Resistance Band HIIT Workout | |
Exercise | Time |
Jumping Jacks | 30 Seconds |
Rest | 10 Seconds |
Squat and Band Row | 30 Seconds |
Rest | 10 Seconds |
Band Plank Row | 30 Seconds |
Rest | 10 Seconds |
Squat and Band Pull Apart | 30 Seconds |
Rest | 10 Seconds |
High Knees | 30 Seconds |
Rest | 10 Seconds |
Band Push Up | 30 Seconds |
Rest | 10 Seconds |
Band Wood Chopper | 30 Seconds |
Rest | 10 Seconds |
Mountain Climber | 30 Seconds |
Rest | 10 Seconds |
Repeat 2-3 more times |
2. HIIT Sprint Workout
This may be a little more of a challenging workout for some, or just what you are looking for to give your workouts a shot of excitement. Sprinting workouts are a great way to burn calories, improve your conditioning, and even build some muscle.

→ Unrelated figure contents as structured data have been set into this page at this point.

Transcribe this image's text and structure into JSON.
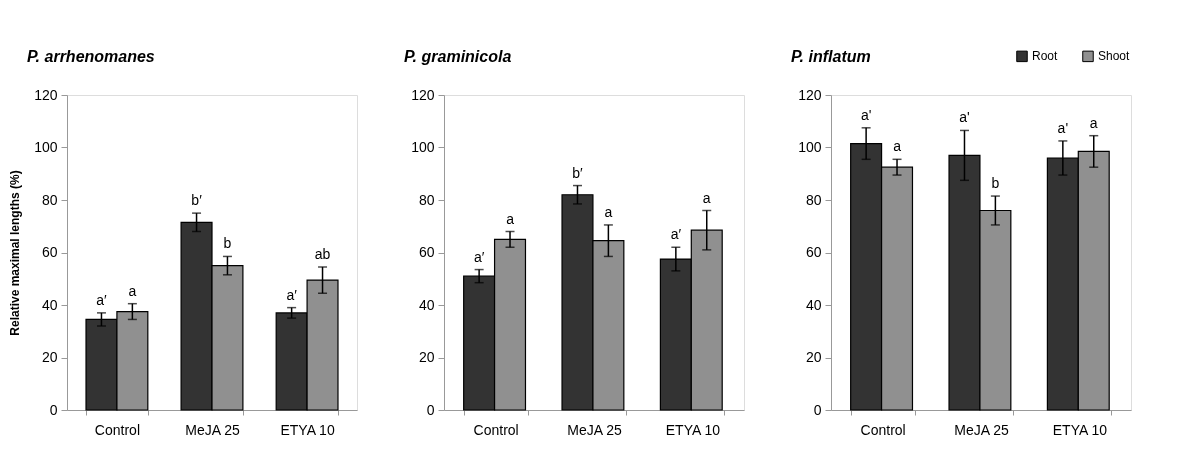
{
  "chart_data": [
    {
      "type": "bar",
      "title": "P. arrhenomanes",
      "ylabel": "Relative maximal lengths  (%)",
      "categories": [
        "Control",
        "MeJA 25",
        "ETYA 10"
      ],
      "ylim": [
        0,
        120
      ],
      "yticks": [
        0,
        20,
        40,
        60,
        80,
        100,
        120
      ],
      "grid": false,
      "legend": false,
      "series": [
        {
          "color": "#333333",
          "values": [
            34.5,
            71.5,
            37
          ],
          "errors": [
            2.5,
            3.5,
            2
          ],
          "value_labels": [
            "a′",
            "b′",
            "a′"
          ]
        },
        {
          "color": "#909090",
          "values": [
            37.5,
            55,
            49.5
          ],
          "errors": [
            3,
            3.5,
            5
          ],
          "value_labels": [
            "a",
            "b",
            "ab"
          ]
        }
      ]
    },
    {
      "type": "bar",
      "title": "P. graminicola",
      "categories": [
        "Control",
        "MeJA 25",
        "ETYA 10"
      ],
      "ylim": [
        0,
        120
      ],
      "yticks": [
        0,
        20,
        40,
        60,
        80,
        100,
        120
      ],
      "grid": false,
      "legend": false,
      "series": [
        {
          "color": "#333333",
          "values": [
            51,
            82,
            57.5
          ],
          "errors": [
            2.5,
            3.5,
            4.5
          ],
          "value_labels": [
            "a′",
            "b′",
            "a′"
          ]
        },
        {
          "color": "#909090",
          "values": [
            65,
            64.5,
            68.5
          ],
          "errors": [
            3,
            6,
            7.5
          ],
          "value_labels": [
            "a",
            "a",
            "a"
          ]
        }
      ]
    },
    {
      "type": "bar",
      "title": "P. inflatum",
      "categories": [
        "Control",
        "MeJA 25",
        "ETYA 10"
      ],
      "ylim": [
        0,
        120
      ],
      "yticks": [
        0,
        20,
        40,
        60,
        80,
        100,
        120
      ],
      "grid": false,
      "legend": "top right",
      "series": [
        {
          "name": "Root",
          "color": "#333333",
          "values": [
            101.5,
            97,
            96
          ],
          "errors": [
            6,
            9.5,
            6.5
          ],
          "value_labels": [
            "a'",
            "a'",
            "a'"
          ]
        },
        {
          "name": "Shoot",
          "color": "#909090",
          "values": [
            92.5,
            76,
            98.5
          ],
          "errors": [
            3,
            5.5,
            6
          ],
          "value_labels": [
            "a",
            "b",
            "a"
          ]
        }
      ]
    }
  ]
}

No equipment is necessary, but you will definitely need some space to run. A low-traffic area, preferably on a track or grass would be ideal.
HIIT Sprint Workout | |
Exercise | Time |
Jog | 60 Seconds |
Sprint | 10 Seconds |
Repeat 10 times, then walk for 5 minutes |
3. Recumbent Bike HIIT Workout
This will be the only workout mentioned that will require you to go to a gym or own a large piece of equipment. Nothing gets boring faster than a piece of stationary equipment unless you spice it up with a great HIIT workout.
Working out on a recumbent exercise bike has one important benefit: it’s a great way to perform HIIT workouts without the high impact on your lower back and joints.
Recumbent Bike HIIT Workout | |
Exercise | Time |
High Intensity | 10 Seconds |
Low Intensity | 30 Seconds |
High Intensity | 15 Seconds |
Low Intensity | 30 Seconds |
High Intensity | 20 Seconds |
Low Intensity | 30 Seconds |
High Intensity | 30 Seconds |
Low Intensity | 60 Seconds |
Repeat 3-5 times |
Don’t become tied down to one specific HIIT workout. With so many possible exercises and time formats to choose from, you’re only limited by your imagination!